Jose Mourinho: The Special One's beloved Chelsea need TLC

By Phil McNultyChief football writer
Jose Mourinho

Jose Mourinho arrives back at Chelsea riding a wave of goodwill and carrying a historical significance inside Stamford Bridge that affords the special status he awarded himself when he first walked through its doors.

If the interim appointment of the unpopular Rafael Benitez was owner Roman Abramovich reminding Chelsea's fans who calls the shots, the return of Mourinho is a case of giving your public what they want.

And what Abramovich wants is for the 50-year-old Portuguese to build on Chelsea's Europa League success and deliver an era similar to his silver-lined first spell between 2004 and 2007, when he brought the title to Stamford Bridge for the first time in 50 years and repeated the feat 12 months later.

Mourinho says he is walking back into an environment where he is loved - but what will he find in his "in-tray" as he tries to make it even better second time around?

He will rediscover a squad that still has that inner steel, an automatic default response to pressure that Mourinho built in, allowing them to win the Champions League and Europa League from situations where they seem to be suffering.

But this is also a team that needs attention - and a club where the delicate balances of power between Mourinho and Abramovich must be pitched perfectly to survive for any length of time.

Mourinho will still have the reliable and influential figure of Petr Cech in goal, while the decision to award Frank Lampard a new one-year deal will have met with the full approval of a coach who still recognises the 34-year-old's influence.

But what will Mourinho make of John Terry, and will the veteran, increasingly susceptible to injury, be deemed worthy of a place in any reconstructed Chelsea?

Mourinho builds his teams on strength, solidity, reliability and tactical discipline.

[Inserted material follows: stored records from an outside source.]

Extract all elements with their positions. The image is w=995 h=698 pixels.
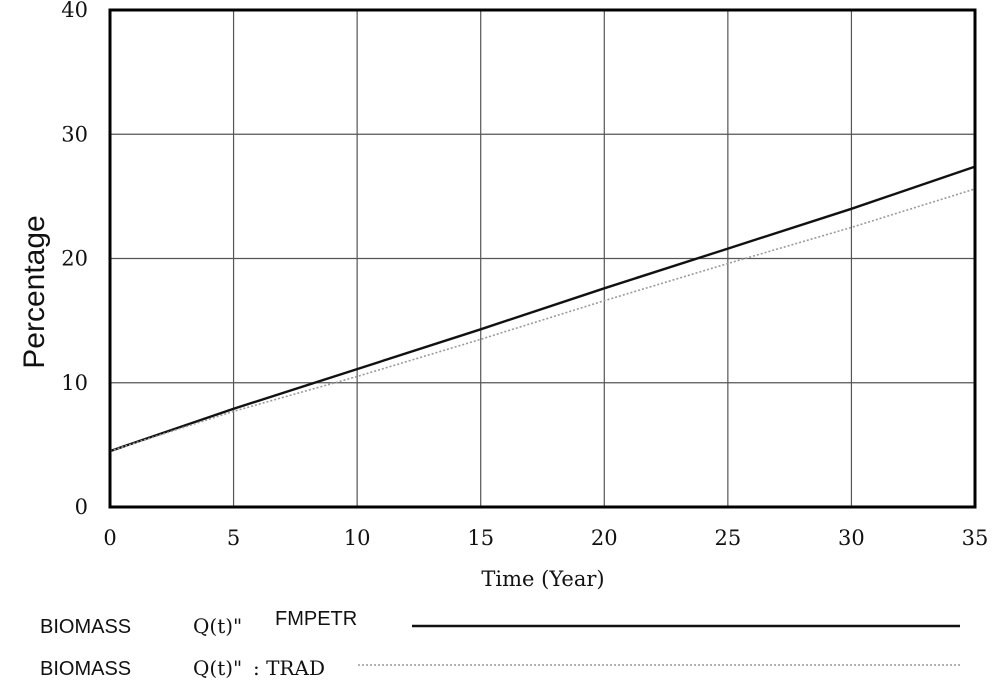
- x-tick-label: 15: [467, 526, 494, 550]
- legend-label-mid: Q(t)": [193, 656, 242, 680]
- plot-frame: [108, 8, 977, 509]
- x-tick-label: 0: [103, 526, 116, 550]
- x-tick-label: 5: [227, 526, 240, 550]
- series-line-1: [109, 165, 976, 453]
- legend-label-suffix: FMPETR: [275, 608, 357, 630]
- legend: BIOMASS Q(t)" FMPETR BIOMASS Q(t)" : TRAD: [40, 608, 960, 680]
- x-axis-title: Time (Year): [481, 567, 604, 591]
- legend-label-prefix: BIOMASS: [40, 658, 131, 680]
- x-tick-label: 30: [838, 526, 865, 550]
- y-tick-label: 20: [61, 247, 88, 271]
- x-tick-label: 20: [591, 526, 618, 550]
- legend-label-mid: Q(t)": [193, 614, 242, 638]
- series-lines: [109, 165, 976, 453]
- y-tick-label: 30: [61, 122, 88, 146]
- x-tick-labels: 0 5 10 15 20 25 30 35: [103, 526, 988, 550]
- y-tick-label: 40: [61, 0, 88, 22]
- x-tick-label: 35: [962, 526, 989, 550]
- x-tick-label: 25: [714, 526, 741, 550]
- y-axis-title: Percentage: [18, 215, 51, 368]
- legend-label-suffix: : TRAD: [253, 656, 325, 680]
- series-line-2: [109, 188, 976, 452]
- y-tick-label: 0: [75, 495, 88, 519]
- y-tick-label: 10: [61, 371, 88, 395]
- grid-lines: [109, 9, 976, 508]
- y-tick-labels: 0 10 20 30 40: [61, 0, 88, 519]
- x-tick-label: 10: [344, 526, 371, 550]
- legend-label-prefix: BIOMASS: [40, 616, 131, 638]
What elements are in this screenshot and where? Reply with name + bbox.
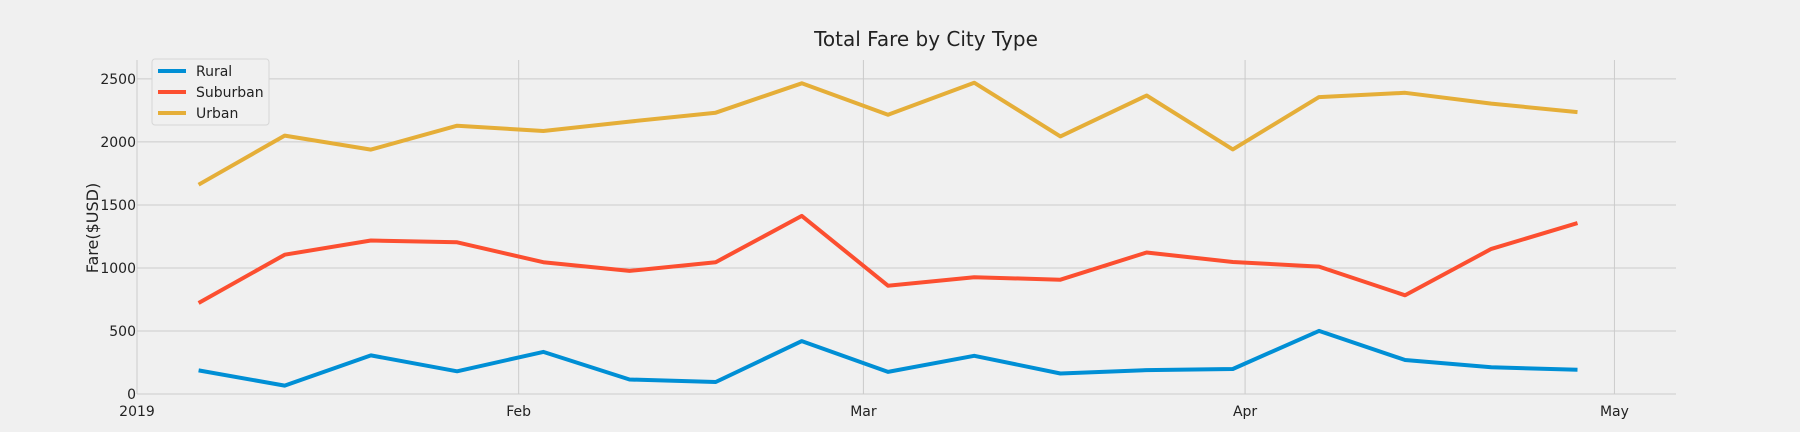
y-axis-label: Fare($USD): [83, 183, 102, 273]
legend: Rural Suburban Urban: [151, 58, 270, 126]
y-tick-label: 1500: [100, 198, 136, 214]
y-tick-label: 2000: [100, 135, 136, 151]
y-tick-label: 1000: [100, 261, 136, 277]
x-tick-label: May: [1600, 404, 1629, 420]
legend-box: [151, 58, 270, 126]
legend-label-urban: Urban: [196, 106, 238, 122]
legend-label-rural: Rural: [196, 64, 232, 80]
x-tick-label: Feb: [506, 404, 531, 420]
series-line-urban: [197, 80, 1578, 187]
series-line-suburban: [197, 213, 1579, 305]
chart-title: Total Fare by City Type: [813, 27, 1038, 51]
y-axis-ticks: 0 500 1000 1500 2000 2500: [100, 72, 136, 403]
x-tick-label: Apr: [1233, 404, 1257, 420]
legend-label-suburban: Suburban: [196, 85, 264, 101]
x-tick-label: 2019: [119, 404, 155, 420]
grid: [136, 60, 1676, 395]
y-tick-label: 0: [127, 387, 136, 403]
y-tick-label: 2500: [100, 72, 136, 88]
y-tick-label: 500: [109, 324, 136, 340]
series-lines: [197, 80, 1579, 388]
series-line-rural: [198, 328, 1578, 388]
x-tick-label: Mar: [850, 404, 877, 420]
x-axis-ticks: 2019 Feb Mar Apr May: [119, 404, 1629, 420]
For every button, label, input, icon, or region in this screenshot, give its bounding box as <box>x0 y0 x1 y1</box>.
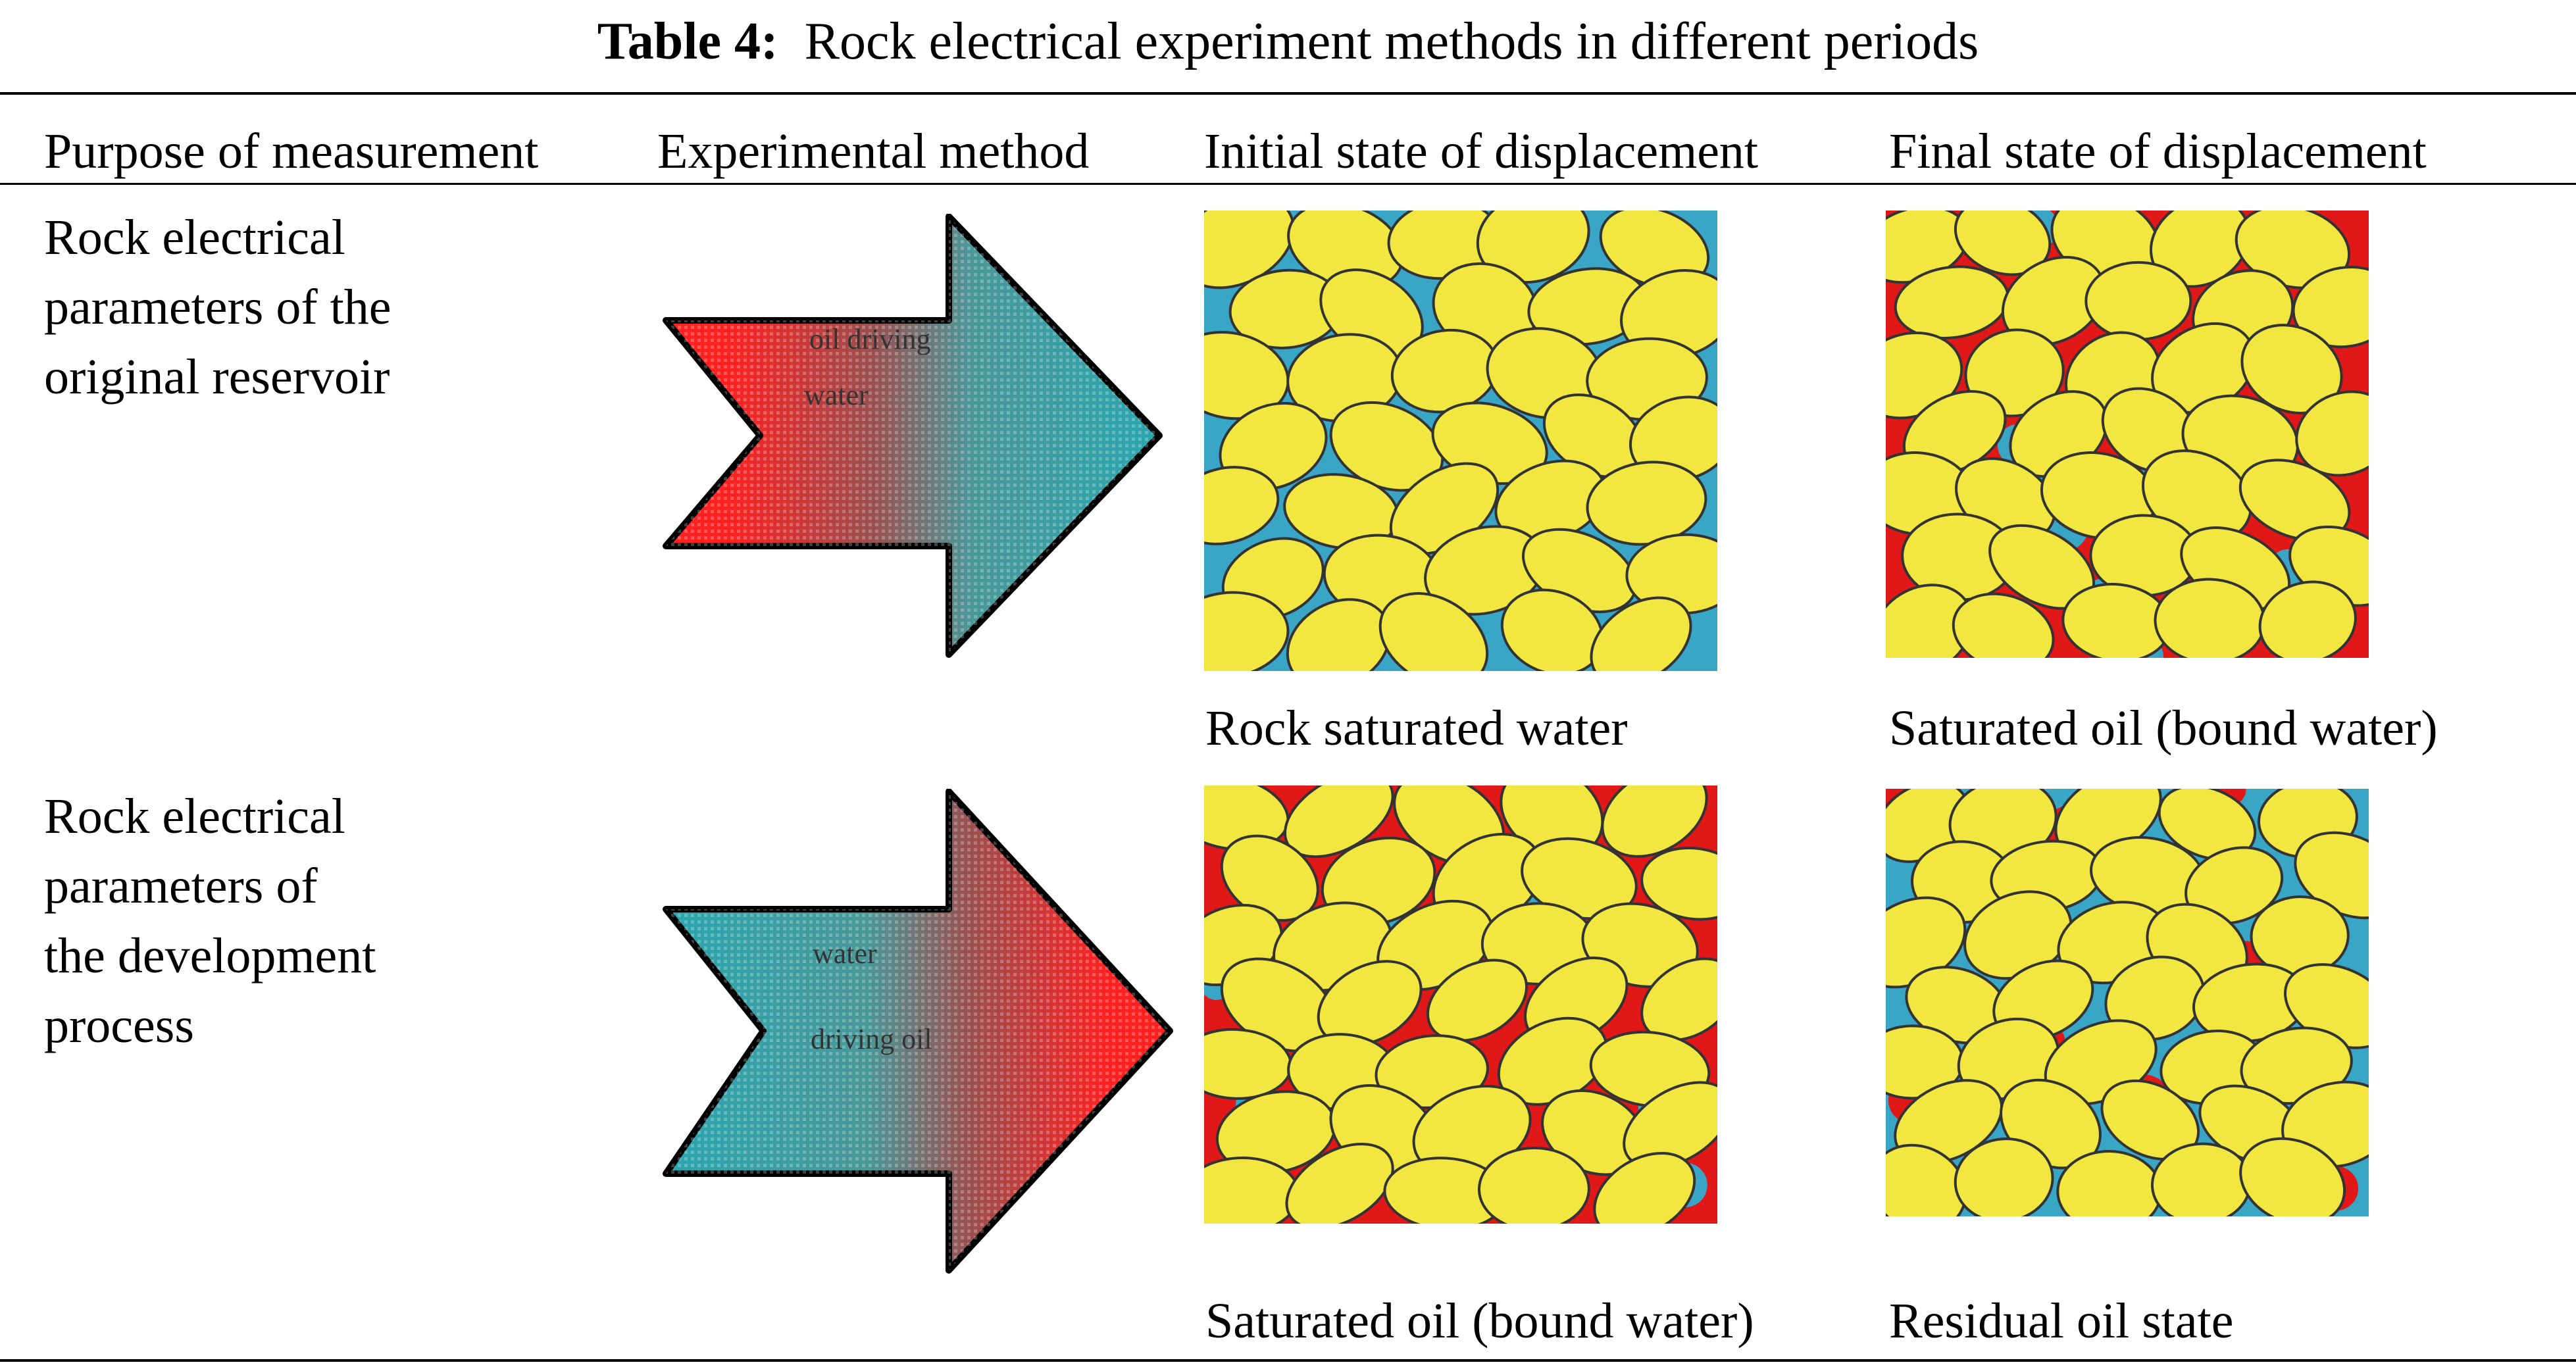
header-rule <box>0 183 2576 185</box>
sand-grain <box>1476 211 1590 284</box>
final-state-image-saturated-oil <box>1886 211 2369 658</box>
sand-grain <box>1426 959 1528 1042</box>
row-1-initial-caption: Rock saturated water <box>1205 701 1628 756</box>
top-rule <box>0 92 2576 95</box>
arrow-text: driving oil <box>811 1023 932 1055</box>
sand-grain <box>2238 459 2351 541</box>
sand-grain <box>1954 1137 2054 1216</box>
sand-grain <box>1954 211 2052 276</box>
sand-grain <box>2185 846 2284 925</box>
final-state-image-residual-oil <box>1886 789 2369 1216</box>
column-header-final: Final state of displacement <box>1889 124 2427 179</box>
row-1-purpose: Rock electrical parameters of the original… <box>44 210 391 405</box>
sand-grain <box>1204 466 1280 545</box>
sand-grain <box>1640 847 1717 921</box>
sand-grain <box>1317 960 1423 1047</box>
sand-grain <box>1477 1146 1590 1224</box>
sand-grain <box>1640 957 1717 1042</box>
sand-grain <box>1886 1143 1967 1216</box>
sand-grain <box>2104 955 2206 1041</box>
initial-state-image-saturated-oil <box>1204 785 1717 1224</box>
sand-grain <box>2292 265 2369 349</box>
sand-grain <box>1285 1142 1394 1224</box>
sand-grain <box>1593 1151 1696 1224</box>
sand-grain <box>1204 591 1290 671</box>
sand-grain <box>1378 592 1489 671</box>
row-2-final-caption: Residual oil state <box>1889 1293 2234 1349</box>
sand-grain <box>1599 211 1710 289</box>
bottom-rule <box>0 1359 2576 1362</box>
arrow-text: oil driving <box>809 323 931 355</box>
arrow-text: water <box>813 937 877 970</box>
arrow-text: water <box>804 379 869 411</box>
sand-grain <box>1601 785 1708 858</box>
sand-grain <box>1590 596 1692 671</box>
row-2-initial-caption: Saturated oil (bound water) <box>1205 1293 1754 1349</box>
sand-grain <box>2158 789 2257 861</box>
sand-grain <box>2084 261 2192 341</box>
sand-grain <box>2295 390 2369 477</box>
row-2-purpose: Rock electrical parameters of the developm… <box>44 789 376 1053</box>
sand-grain <box>2239 1137 2346 1216</box>
sand-grain <box>1952 592 2055 658</box>
row-1-final-caption: Saturated oil (bound water) <box>1889 701 2438 756</box>
column-header-initial: Initial state of displacement <box>1204 124 1759 179</box>
column-header-method: Experimental method <box>657 124 1090 179</box>
table-title: Table 4: Rock electrical experiment meth… <box>597 12 1979 70</box>
sand-grain <box>1623 1081 1717 1170</box>
oil-driving-water-arrow: oil driving water <box>663 214 1163 658</box>
water-driving-oil-arrow: water driving oil <box>663 789 1173 1274</box>
sand-grain <box>2258 580 2357 658</box>
initial-state-image-rock-saturated-water <box>1204 211 1717 671</box>
column-header-purpose: Purpose of measurement <box>44 124 539 179</box>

Terry's fragile fitness means he does not sit easily in any of these categories.

David Luiz, the talented maverick, may also be vulnerable. He is not exactly Mourinho's identikit defender, but the incoming manager may feel the Brazilian possesses such a rare talent he can be moulded. On the other hand the prospect of raking in a huge transfer fee, perhaps from Barcelona, may be tempting.

Mourinho will inherit England's Gary Cahill and has Branislav Ivanovic at his disposal, while he has been linked with Porto's highly-rated 22-year-old Eliaquim Mangala.

Ashley Cole remains an outstanding left-back at 32 but even this is a situation Mourinho may feel he needs to address for the long term. He will have no worries about Cole when he first arrives but his renowned attention to detail means Mourinho will also be looking into the future.

Ryan Bertrand has shown promise but Real Madrid's Fabio Coentrao may be a contender - and Chelsea are more than aware of Southampton's exceptional 17-year-old Luke Shaw. Expect them to try and force their way to the front of the queue at any hint of a sale.

Mourinho's pragmatic but successful style will make intriguing viewing given the artistry provided by Chelsea's "Three Amigos" - Juan Mata, Oscar and Eden Hazard - as he has always liked having a powerful base to his midfield.

He has already been linked with Luka Modric, another diminutive creator, who he brought to Real Madrid from Tottenham, and Everton's Marouane Fellaini. Fellaini's contract contains a clause which means he can be secured for around £24m and the giant Belgian has a preference for a holding midfield role rather than as an attacking force, where he was used by David Moyes for much of last season.

In his last spell at Chelsea, Mourinho built the attacking threat around the menacing presence and power of Didier Drogba. On occasions, Romelu Lukaku performed like a young Drogba in the making on loan at West Bromwich Albion and Mourinho will be seeking reports from his former right-hand man Steve Clarke, now manager at The Hawthorns, as well as making his own judgements.

Whether Fernando Torres, rejuvenated to an extent under Benitez, makes the cut remains to be seen but Chelsea will be aware they would take a hefty hit on the £50m they paid Liverpool should Mourinho decide he does not fit his bill.

Bayer Leverkusen's Germany forward Andre Schurrle is expected to sign for Chelsea imminently in a deal worth a reported £20m and it would be no surprise to see Mourinho boost his somewhat threadbare striking options even further with another high-profile signing.

The relationship between Abramovich and Mourinho had fractured by the time he left Chelsea but has been repaired over time to such an extent that the Russian now feels comfortable enough to be reunited - and his reappointed manager feels happy enough to accept his offer.

Abramovich and Mourinho have not had to exercise much in the way of compromise in their careers but there may have to be an element in this renewed partnership.

The intervening years may well have taught both that they are best for each other. As stated here recently, this is not exactly a case of "can't live with but can't live without" but the dynamics of how they work together will be pivotal to the relationship's chances of success and harmony.

There may need to be a concession of some power on both sides, something both may find hard to do. It is hard to imagine Abramovich handing too much control to a manager who craves it. All this would have had to be worked out before the final touches were applied to Mourinho's comeback.

As ever, Mourinho will be box office and the Premier League will be richer for his presence - especially with a packed agenda as he attempts to take the title back from Manchester United.